We often only consider mental health assessments when things have broken down to an extent, either an individual is, and has been abusing drugs or alcohol, engaging in aggressive, abusive, neglectful or violent activities
By Psychotherapist Mertha Mo Nyamande
This week on the Mertha Mo Nyamande page on the Digital Sunday Express, I would like to talk about Mental Health Assessments
Mental health is essentially the total sum of our beliefs, emotions, and habits; whether these are helpful or constructive, disruptive or destructive to our livelihoods.
So, when one gets to a point where there are struggling to the point of causing harm to themselves or to others, it is essential to get an understanding of how they arrived at that stage before any intervention can be considered. This is what a mental health assessment seeks to clarify, conceptualise, and remedy.
We often only consider mental health assessments when things have broken down to an extent, either an individual is, and has been abusing drugs or alcohol, engaging in aggressive, abusive, neglectful or violent activities, unable to sleep or eat, their memory and concentration has been affected to the severity of making them prone or vulnerable to accidents and generally struggling to function normally, as expected.
A lot of these point to symptoms or unhelpful coping that the individuals employ in their bid to find ways to cope with daily life’s pressures and unbearable mental pains.
Whereas if we prioritised and attended to mental health check-ups regularly, most issues could be avoided or prevented, even the most commonly used excuse of poverty and needs hierarchy.

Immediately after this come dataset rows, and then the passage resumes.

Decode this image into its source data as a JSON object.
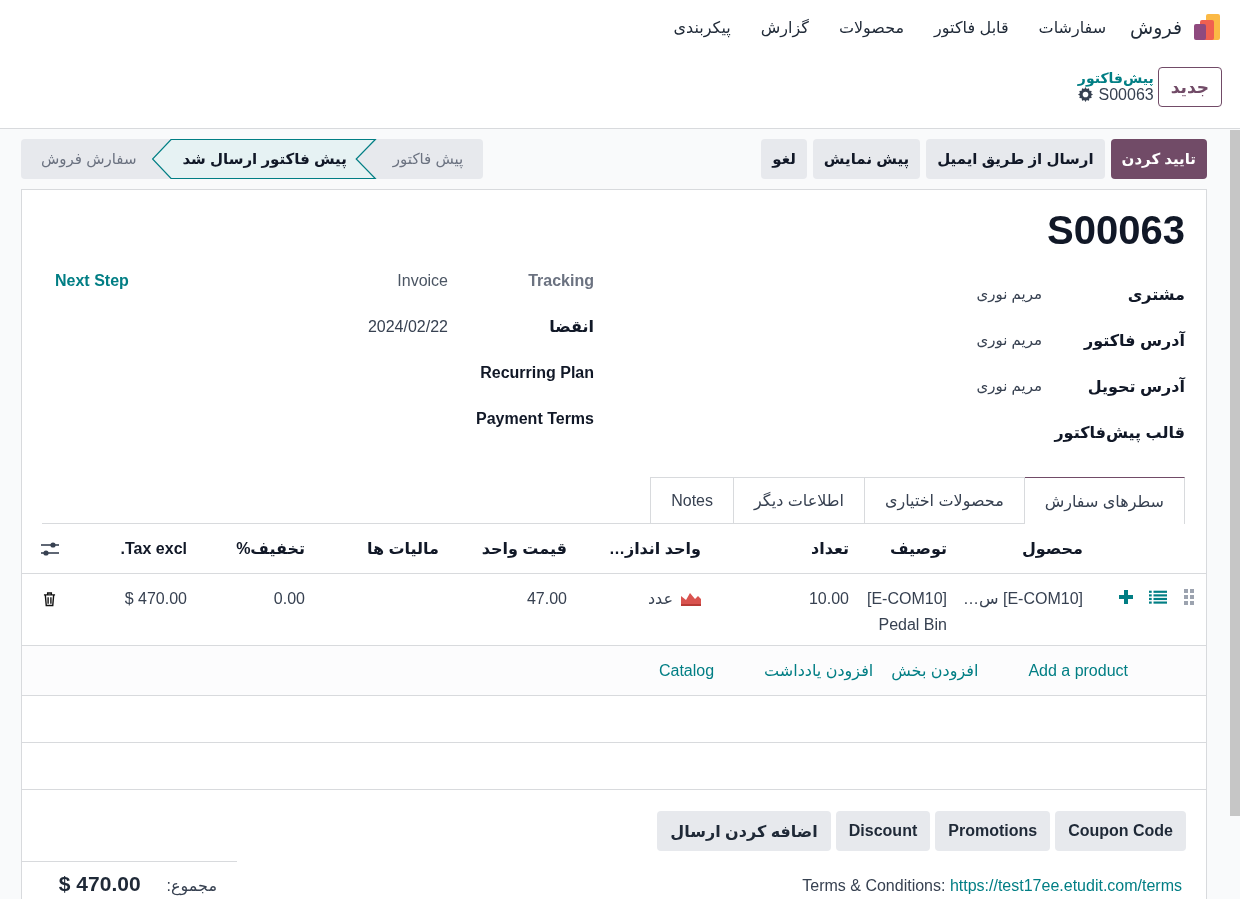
{
  "app": {
    "name": "فروش"
  },
  "menu": [
    "سفارشات",
    "قابل فاکتور",
    "محصولات",
    "گزارش",
    "پیکربندی"
  ],
  "new_button": "جدید",
  "breadcrumb": {
    "parent": "پیش‌فاکتور",
    "current": "S00063"
  },
  "actions": [
    {
      "label": "تایید کردن",
      "primary": true
    },
    {
      "label": "ارسال از طریق ایمیل",
      "primary": false
    },
    {
      "label": "پیش نمایش",
      "primary": false
    },
    {
      "label": "لغو",
      "primary": false
    }
  ],
  "status_steps": [
    {
      "label": "پیش فاکتور",
      "selected": false
    },
    {
      "label": "پیش فاکتور ارسال شد",
      "selected": true
    },
    {
      "label": "سفارش فروش",
      "selected": false
    }
  ],
  "record": {
    "title": "S00063"
  },
  "fields_right": [
    {
      "label": "مشتری",
      "value": "مریم نوری"
    },
    {
      "label": "آدرس فاکتور",
      "value": "مریم نوری"
    },
    {
      "label": "آدرس تحویل",
      "value": "مریم نوری"
    },
    {
      "label": "قالب پیش‌فاکتور"
    }
  ],
  "fields_left": [
    {
      "label": "Tracking",
      "value": "Invoice",
      "kind": "heading"
    },
    {
      "label": "انقضا",
      "value": "2024/02/22",
      "kind": "field"
    },
    {
      "label": "Recurring Plan",
      "kind": "field"
    },
    {
      "label": "Payment Terms",
      "kind": "field"
    }
  ],
  "next_step": "Next Step",
  "tabs": [
    {
      "label": "سطرهای سفارش",
      "selected": true
    },
    {
      "label": "محصولات اختیاری",
      "selected": false
    },
    {
      "label": "اطلاعات دیگر",
      "selected": false
    },
    {
      "label": "Notes",
      "selected": false
    }
  ],
  "table": {
    "columns": [
      "محصول",
      "توصیف",
      "تعداد",
      "واحد انداز…",
      "قیمت واحد",
      "مالیات ها",
      "تخفیف%",
      "Tax excl."
    ],
    "rows": [
      {
        "product": "[E-COM10] س…",
        "description": "[E-COM10] Pedal Bin",
        "quantity": "10.00",
        "uom": "عدد",
        "unit_price": "47.00",
        "discount": "0.00",
        "subtotal": "$ 470.00"
      }
    ],
    "add_links": [
      "Add a product",
      "افزودن بخش",
      "افزودن یادداشت",
      "Catalog"
    ]
  },
  "footer_buttons": [
    "Coupon Code",
    "Promotions",
    "Discount",
    "اضافه کردن ارسال"
  ],
  "total": {
    "label": "مجموع:",
    "value": "$ 470.00"
  },
  "terms": {
    "label": "Terms & Conditions:",
    "link": "https://test17ee.etudit.com/terms"
  }
}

Poorer communities largely neglect mental health issues in pursuit of bread and butter issues, while the 2 are intrinsically linked, for without mental stability, there can be no physical or economical stability.
When we neglect mental health issues, we may as well forget about everything else because they all work together – even running becomes difficult when a little finger is in pain.
The African mindset is said to generally never seeking help until things are almost beyond repair or there is intolerable pain, or a limb is broken.
We often do not prioritise health check-ups which usually sees us neglecting general health. This makes us more vulnerable as we would be in desperate spaces, and often seeking immediate remedies to problems that we would have kept for years.
So, when we conduct mental health assessments, the structure is more of a holistic and structured exploration of what is perceived as the problem versus the actual, its severity and frequency but most importantly the duration.
The American model uses the 5 axis exploration that looks at the 1) mental issues presented and 2) any comorbidities, 3) any physical implications, 4) social issues and lastly, 5) the individuals’ functioning abilities, measured by the General Assessment of Functioning (GAF) scores.
The most commonly used however, is the 5Ps formulation that outlines the Presenting issues, problems or concerns, predisposing factors or underlying, perpetuating factors or maintaining, precipitating factors or triggers, and protective factors that include strengths as well as the action plan.
The initial aspect to be explored is the presenting problem, often it is during this stage that looks at whether the symptoms presented cause harm to the individual and or others. At times, due to the presentation, it is often at this point that most assessments stop, in order to address the priority need of safety over all the other aspects of the presentation.
Risk assessment is critical in all mental health presentations as the level of risk may mean life or death.
There is little value in coming up with a great assessment and plan of care when the individual being assessed has a plan to end their life or that of another or others that very day or at any chance they get.
Following the initial assessment and management of the presented problem(s) and the risks associated, the underlying issues can then be explored to help understand the root cause of the problem, otherwise it will simply sprout up again and again.
The underlying issues do not only look at the individual, but holistically through their family, upbringing, social support networks and significant others.
A thorough assessment also seeks to understand where this problem has come from and why it has surfaced the way it has in the here and now, which may have been a breakdown of a relationship or a death of a loved one or family member that would have triggered the mental deterioration.
The deterioration may be a single reaction to an identified event or may be what has been termed endogenous with no clear or easily identifiable triggers or origins.
Adjustment Reactions may resolve on their own in time without intervention, but if there are other unresolved underlying issues, they quickly escalate to Adjustment Disorders.
The likes of family history and early life experiences are helpful to conceptualised what would have been lost by parental ill-health or absence as well as associated abandonment type schemas that may have resulted. It is also particularly important to understand the triggers and the maladaptive coping that is applied as these are neither random but learnt behaviours.
More importantly however is the understanding of dynamics in the home that lay the foundations for later life.
Mental Health Assessment is followed by a clear and agreed plan of action between all parties involved to validate the perceived need as well as address the actual need.
Care or treatment plans should include families as much as possible as they are largely a part of the problem, and they can be an essential part of the solution.